Continuou a avó seu discurso.
Milana pegou as fitas mágicas da avó, que eram azuis, verdes e laranja, e foi dormir.
Pela manhã, quando o dia já havia amanhecido, Milana saiu pelos portões da casa e decidiu passear pela aldeia. Era sábado, então deveria haver muitas pessoas nas ruas.
A menina não conseguia pensar em como usar o poder mágico das fitas. Milana caminhou por uma rua, depois por outra. Em todos os lugares, as pessoas estavam ocupadas com seus próprios afazeres e ninguém prestava atenção nela.
Milana encontrou uma velha senhora carregando sacolas pesadas e ofereceu sua ajuda. A senhora agradeceu muito, mas disse que já estava chegando em casa. Assim, a menina caminhou até o meio-dia e ficou um pouco cansada.
Milana chegou a umas ruínas antigas que havia muito tempo tinham sido abandonadas e onde apenas crianças brincavam em jogos perigosos. Os edifícios abandonados ficavam quase no centro da aldeia e entristeciam a vida da maioria das pessoas que moravam naquela rua.
Naquele momento, vozes de crianças vinham de lá. Alguns meninos estavam brincando.
Milana se aproximou das velhas vigas e viu um dos meninos:
Por que vocês estão brincando aqui? Não têm nada melhor para fazer? É perigoso! A qualquer momento algo pode cair e machucar vocês!
Disse Milana.
Ao ver a menina, todos os meninos correram para ela e gritaram que não tinham para onde ir, pois não havia nenhum parque infantil ou parque na aldeia.
Então a menina se lembrou de suas fitas mágicas e pensou em como usá-las.

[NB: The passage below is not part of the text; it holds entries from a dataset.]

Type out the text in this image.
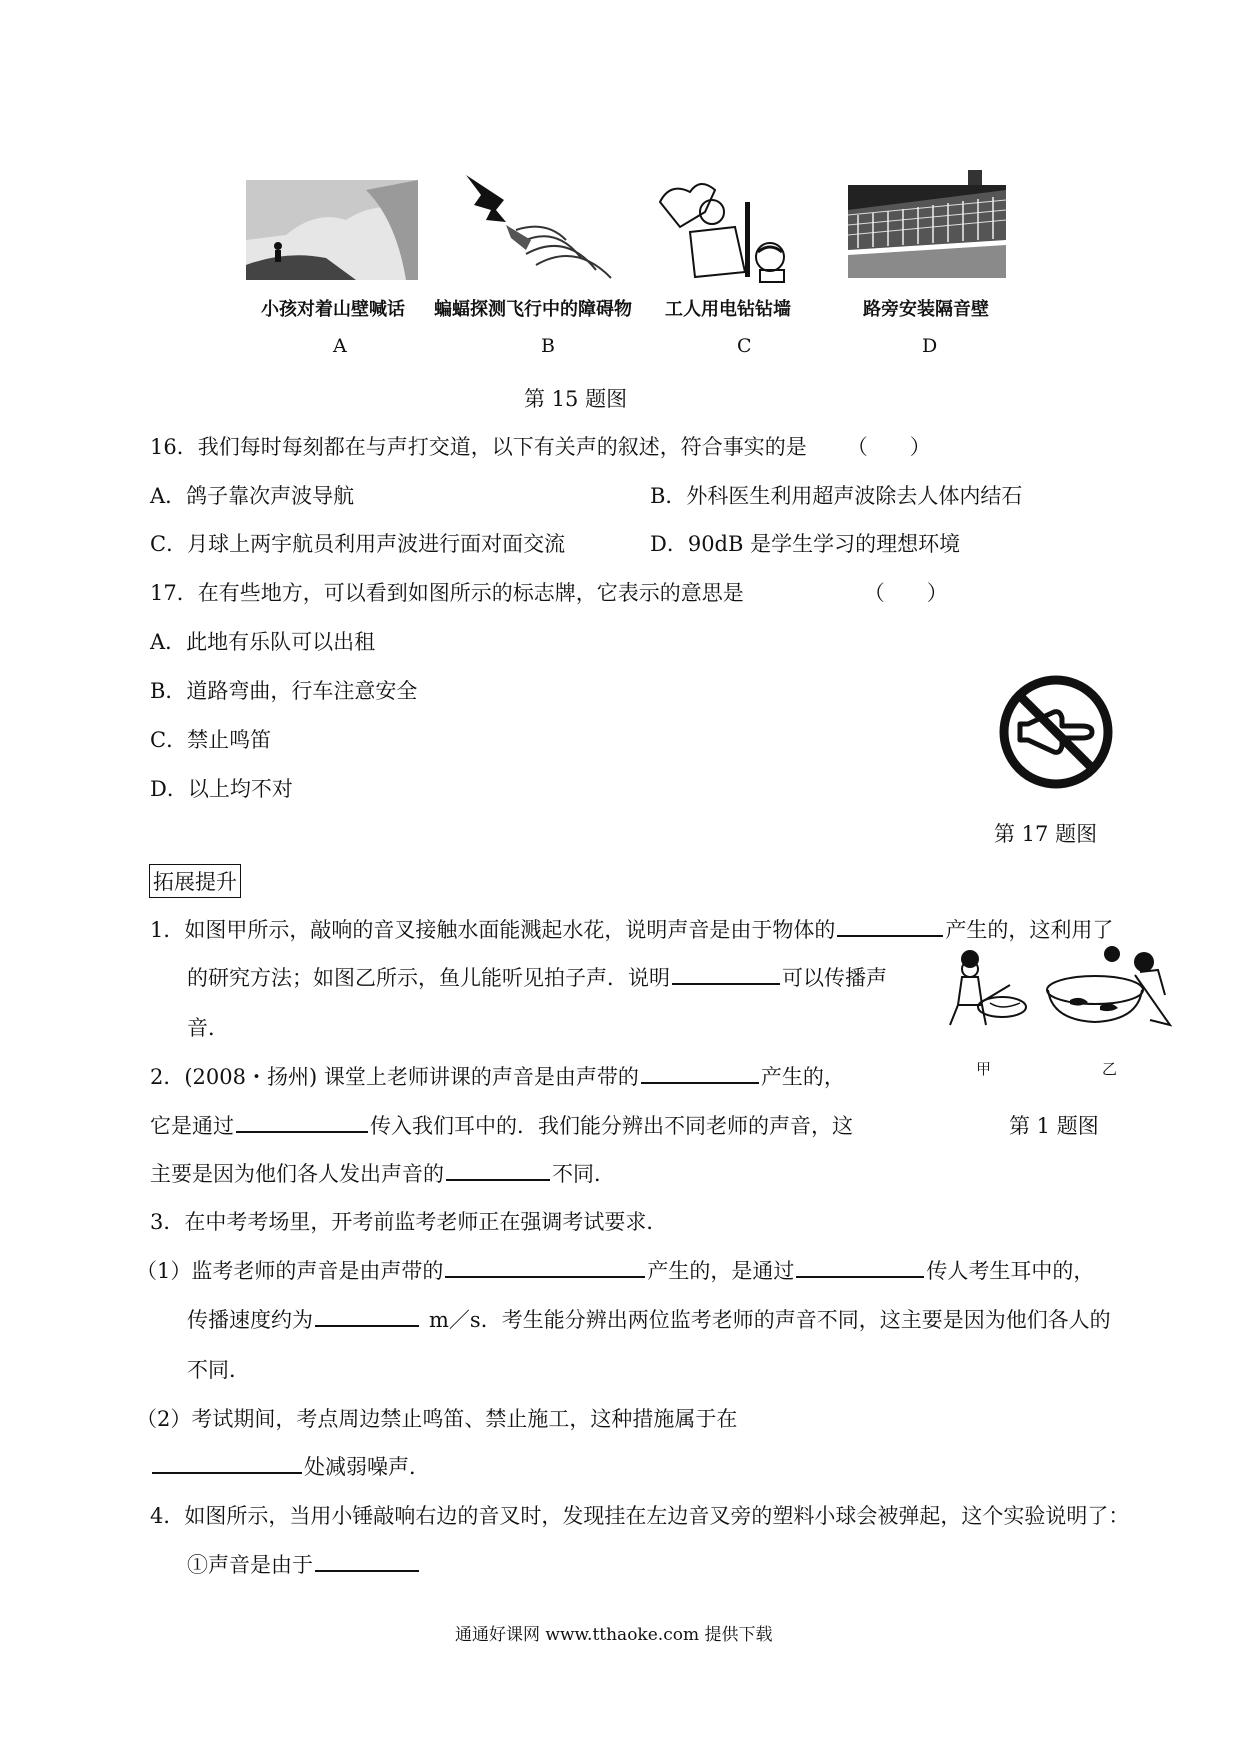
小孩对着山壁喊话 蝙蝠探测飞行中的障碍物 工人用电钻钻墙	路旁安装隔音壁
A	B	C	D
第 15 题图
16．我们每时每刻都在与声打交道，以下有关声的叙述，符合事实的是 （　　）
A．鸽子靠次声波导航	B．外科医生利用超声波除去人体内结石
C．月球上两宇航员利用声波进行面对面交流	D．90dB 是学生学习的理想环境
17．在有些地方，可以看到如图所示的标志牌，它表示的意思是	（　　）
A．此地有乐队可以出租
B．道路弯曲，行车注意安全
C．禁止鸣笛
D．以上均不对
第 17 题图
拓展提升
1．如图甲所示，敲响的音叉接触水面能溅起水花，说明声音是由于物体的	产生的，这利用了
的研究方法；如图乙所示，鱼儿能听见拍子声．说明	可以传播声
音．
甲	乙
第 1 题图
2．(2008・扬州) 课堂上老师讲课的声音是由声带的	产生的，
它是通过	传入我们耳中的．我们能分辨出不同老师的声音，这
主要是因为他们各人发出声音的	不同．
3．在中考考场里，开考前监考老师正在强调考试要求．
（1）监考老师的声音是由声带的	产生的，是通过	传人考生耳中的，
传播速度约为	m／s．考生能分辨出两位监考老师的声音不同，这主要是因为他们各人的
不同．
（2）考试期间，考点周边禁止鸣笛、禁止施工，这种措施属于在
处减弱噪声．
4．如图所示，当用小锤敲响右边的音叉时，发现挂在左边音叉旁的塑料小球会被弹起，这个实验说明了：
①声音是由于
通通好课网 www.tthaoke.com 提供下载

Milana pediu aos meninos que fossem para casa almoçar e voltassem à noite. Ela jogou a fita laranja no chão e, num piscar de olhos, todas as velhas construções desapareceram. No lugar delas surgiram canteiros bem cuidados e caminhos com bancos.
A menina jogou a fita verde e, no lugar da antiga escavação, apareceu um pequeno lago com um salgueiro ao redor e patos nadando na água.
Finalmente, restava a última fita azul, da qual surgiu um parque infantil inteiro com tudo que se possa imaginar: balanços, escorregadores, várias escadas, carrosséis.
Quando os meninos chegaram à noite, não acreditaram no que viram. Como era lindo! Até os adultos vieram com alegria para ver o pequeno parque que havia aparecido do nada.
E Milana ficou muito feliz por ter conseguido trazer tanta alegria às pessoas com seus bons atos.